北海道喉頭摘出者福祉団体 北鈴会

犬山教授-3


「頭頸部がんシリーズ」

3、口腔がん



口腔がんは、喉頭がんとならんで頭頸部がんの中では多い病気の1つです。口腔がんは、たくさんの発生部位があります。すなわち舌、口腔底、歯肉、硬口蓋(こうこうがい)、頬粘膜などです(図)。このうちもっとも多いのが舌がんです。舌がんのうち、もっとも多くみられるのが舌の側縁部です。次いで舌の下面です。

その原因としては、やはり過度の喫煙と過度の飲酒があげられます。そのほかに、口腔内の衛生状態が不良であることも関係しています。わが国ではがん全体をみると胃がんが一番多いことは世界的にもよく知られています。しかし国によっては口腔がんが発生頻度の上位を占める国もあります。その国とはインドです。インドではいわゆる紙巻タバコではなく、タバコを石灰などと混ぜて、これをビンロウの葉で包んで口の中に長時間入れておく習慣があります。そのためその部に一致して、がんが発生します。このことはタバコの発癌性を人体実験にて証明しているようなものです。

症状ですが、最初は白斑、小潰瘍、小腫瘤などとして発生します。痛みは伴う場合と伴わない場合があります。普通の口内炎であればすくなくとも1〜2週間の内には治りますが、治らない場合は耳鼻咽喉科でみてもらう必要があります。単なる口内炎の場合は指で触っても硬結を触れませんが、硬いしこりを触れたり、深い潰瘍がある場合は危険信号です。

また病気が進行すると顎の下のリンパ節が腫れたり、頸部の上方のリンパ節が腫れることもあります。もし、がんが疑われる場合は一部組織を採取して、顕微鏡でがん細胞があるかどうかを調べます。また症例によってはCTやMRIなどの画像診断も必要になります。

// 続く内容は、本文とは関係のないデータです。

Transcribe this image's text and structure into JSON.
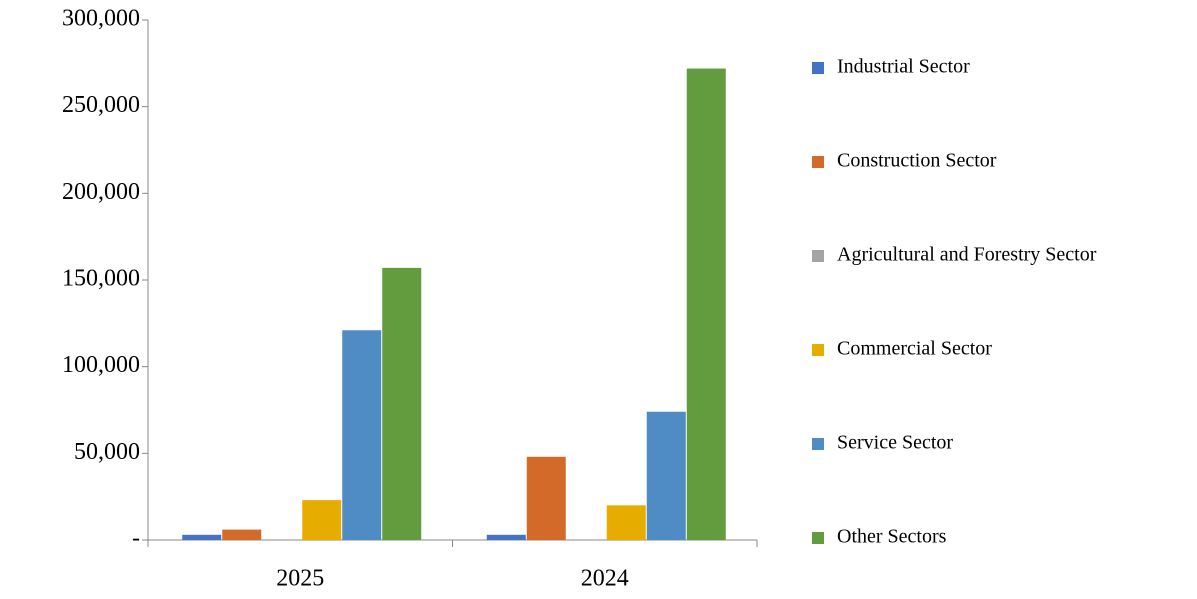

さて、治療ですが腫瘍の直径が2p以下で頸部のリンパ節が触れなければ、比較的小範囲の手術でも、放射線治療でも治る確立は高いといえます。腫瘍の直径が2〜4pで、深部までしこりがあり、しかも頸部のリンパ節が腫れていれば、一般的には手術を選択します。しかし直径が2〜3pで、あまりしこりがなく、しかも頸部リンパ節も触れない場合は、放射線治療(セシュウム針など)でも、手術でも大きな機能障害を残すことなく治療可能と考えます。

しかし、腫瘍が4p以上を越えている場合や、腫瘍が下顎の骨にも達している場合は、やはり拡大切除が必要になることが多いといえます。その場合は、舌は半分あるいはそれ以上の切除が必要となり、下顎も一部切除しますので、その範囲に応じた再建手術が必要になります。この場合は、若干言葉が不明瞭になりますが、日常生活に大きな支障を来すことはないと思います。

しかし、症例によっては舌を全部またはそれに近い切除を必要とする場合は、機能的にいろいろ問題を生じることもありますが、何とか会話が可能な方もいますし、中には電話もかけられる人もおり個人差があります。もう一つの問題点は誤嚥(食餌をとる時にむせてしまってのみ込めない)です。これも切除範囲と相関しますし、また高齢者では一般に起こりやすいといえます。このような状態であまり無理をしますと肺炎を併発し危険ですので、止むを得ず喉頭の摘出が必要になることもあります。

したがって自分で少しでもおかしいと思ったらなるべく早く耳鼻咽喉科の専門医を受診して下さい。